He would give his soul to go back, to be able to hold her once again, to have not but sweat between them. For her to be his again. His in the way he had thought she was.

On the blood of Christ he loved her still. He would never stop loving her.

He fell to the floor unable to go on.

"Father, Father, please, wake up." Gregory's worried face swam before Thomas. He must've fallen asleep - still in a pile on the floor, physically, mentally, emotionally exhausted.

"Greg…" He whispered, his boy wrapping him in an embrace as if he had risen from the dead.

"What happened? Why are you on the floor?" With his son's help Thomas stood, his body stiff from the position, he was too old to be on the floor his joints declared with loud pops. He rubbed his still wet eyes with the back of his hand, the cool of her ring nearly sending him spiraling down once more. But he was not cold Cromwell for nothing; he clamped down on the hurt and looked with sadness at his boy. His very image, save for the parts that were his mother's. "Father what is going on?" It was a serious question and Gregory held his eye, it was a question he was going to have to answer. Answer even if it hurt him more than anything.

"Your mother and I are not as we once were."

"What?" It was the same thunderstruck expression of his mother. Thomas's voice broke.

"She has turned to another."

***

"No." Elizabeth the younger breathed. "No. I don't believe you. You would never." Elizabeth Senior whimpered.

"I did Bette, I did, I have betrayed Thomas, I have betrayed my husband. I was with another." Elizabeth took her mother's face in her hands and forced her to look at her, getting very close she spoke with conviction.

"I do. Not. Believe it. I have not been in this family long, I realize. I have much to learn still but I do know one thing, I learned it the first time we met. You love your husband. You love him in a way that words cannot begin to describe, in a way that the mind cannot comprehend. If I love Gregory half as much as you love Thomas you could never, ever, stray." Elizabeth tried to shake her head, close her eyes but her daughter held her fast.

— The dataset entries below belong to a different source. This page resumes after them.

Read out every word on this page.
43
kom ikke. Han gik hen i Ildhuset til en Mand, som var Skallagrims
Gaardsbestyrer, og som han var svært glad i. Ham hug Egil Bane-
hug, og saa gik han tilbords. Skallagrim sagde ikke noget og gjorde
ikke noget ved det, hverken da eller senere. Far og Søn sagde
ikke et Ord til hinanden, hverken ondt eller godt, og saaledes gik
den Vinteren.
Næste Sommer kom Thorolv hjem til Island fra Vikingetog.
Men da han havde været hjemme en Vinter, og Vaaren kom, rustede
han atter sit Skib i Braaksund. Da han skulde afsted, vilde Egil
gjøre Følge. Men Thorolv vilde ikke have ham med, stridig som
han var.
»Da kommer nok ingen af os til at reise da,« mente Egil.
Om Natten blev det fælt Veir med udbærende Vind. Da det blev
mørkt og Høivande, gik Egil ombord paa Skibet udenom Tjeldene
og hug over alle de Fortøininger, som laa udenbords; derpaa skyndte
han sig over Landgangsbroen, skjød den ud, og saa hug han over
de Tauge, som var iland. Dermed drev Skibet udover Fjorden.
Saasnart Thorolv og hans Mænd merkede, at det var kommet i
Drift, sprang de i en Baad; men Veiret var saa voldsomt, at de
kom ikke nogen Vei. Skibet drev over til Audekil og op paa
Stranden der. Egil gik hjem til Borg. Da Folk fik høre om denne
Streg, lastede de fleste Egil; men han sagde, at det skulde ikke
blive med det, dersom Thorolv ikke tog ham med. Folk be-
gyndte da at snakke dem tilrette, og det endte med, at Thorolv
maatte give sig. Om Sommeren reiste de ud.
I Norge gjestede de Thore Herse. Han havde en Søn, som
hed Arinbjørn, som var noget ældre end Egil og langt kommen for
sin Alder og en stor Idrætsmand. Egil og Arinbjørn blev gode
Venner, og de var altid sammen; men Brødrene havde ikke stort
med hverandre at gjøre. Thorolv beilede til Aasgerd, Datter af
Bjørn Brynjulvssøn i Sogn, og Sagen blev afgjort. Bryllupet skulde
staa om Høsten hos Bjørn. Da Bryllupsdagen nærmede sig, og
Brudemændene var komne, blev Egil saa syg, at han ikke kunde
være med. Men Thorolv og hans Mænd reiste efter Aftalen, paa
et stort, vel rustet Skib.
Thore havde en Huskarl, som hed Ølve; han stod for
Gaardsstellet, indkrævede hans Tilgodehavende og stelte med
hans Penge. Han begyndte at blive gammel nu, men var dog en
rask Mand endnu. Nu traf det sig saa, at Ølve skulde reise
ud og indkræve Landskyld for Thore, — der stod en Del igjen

"You don't understand!" her voice cracked.

"Then make me understand. Tell me. Tell me everything." She pulled away and crossed to the door, Elizabeth held Elizabeth's eyes as she turned the lock. "I am not leaving until you tell me." Beth looked at Bette; Bette narrowed her eyes and crossed her arms over her expansive breast, slightly awkward considering the girth of her child.

Elizabeth folded her hands as if in prayer, elbows propped on her knees she rested her forehead against her crossed thumbs. She took a deep, shaking breath. Sitting up she squared her dainty shoulders, eyes still closed. Bette crossed back to her mother – in - law's side, settling herself on the woman's bed, her hands clasped in her lap, unsure if touching would help or hurt.

"Please," Elizabeth said softly, "Please do not stop me; I fear I may never start again."

"Take as much time as you need." Another shaking breath.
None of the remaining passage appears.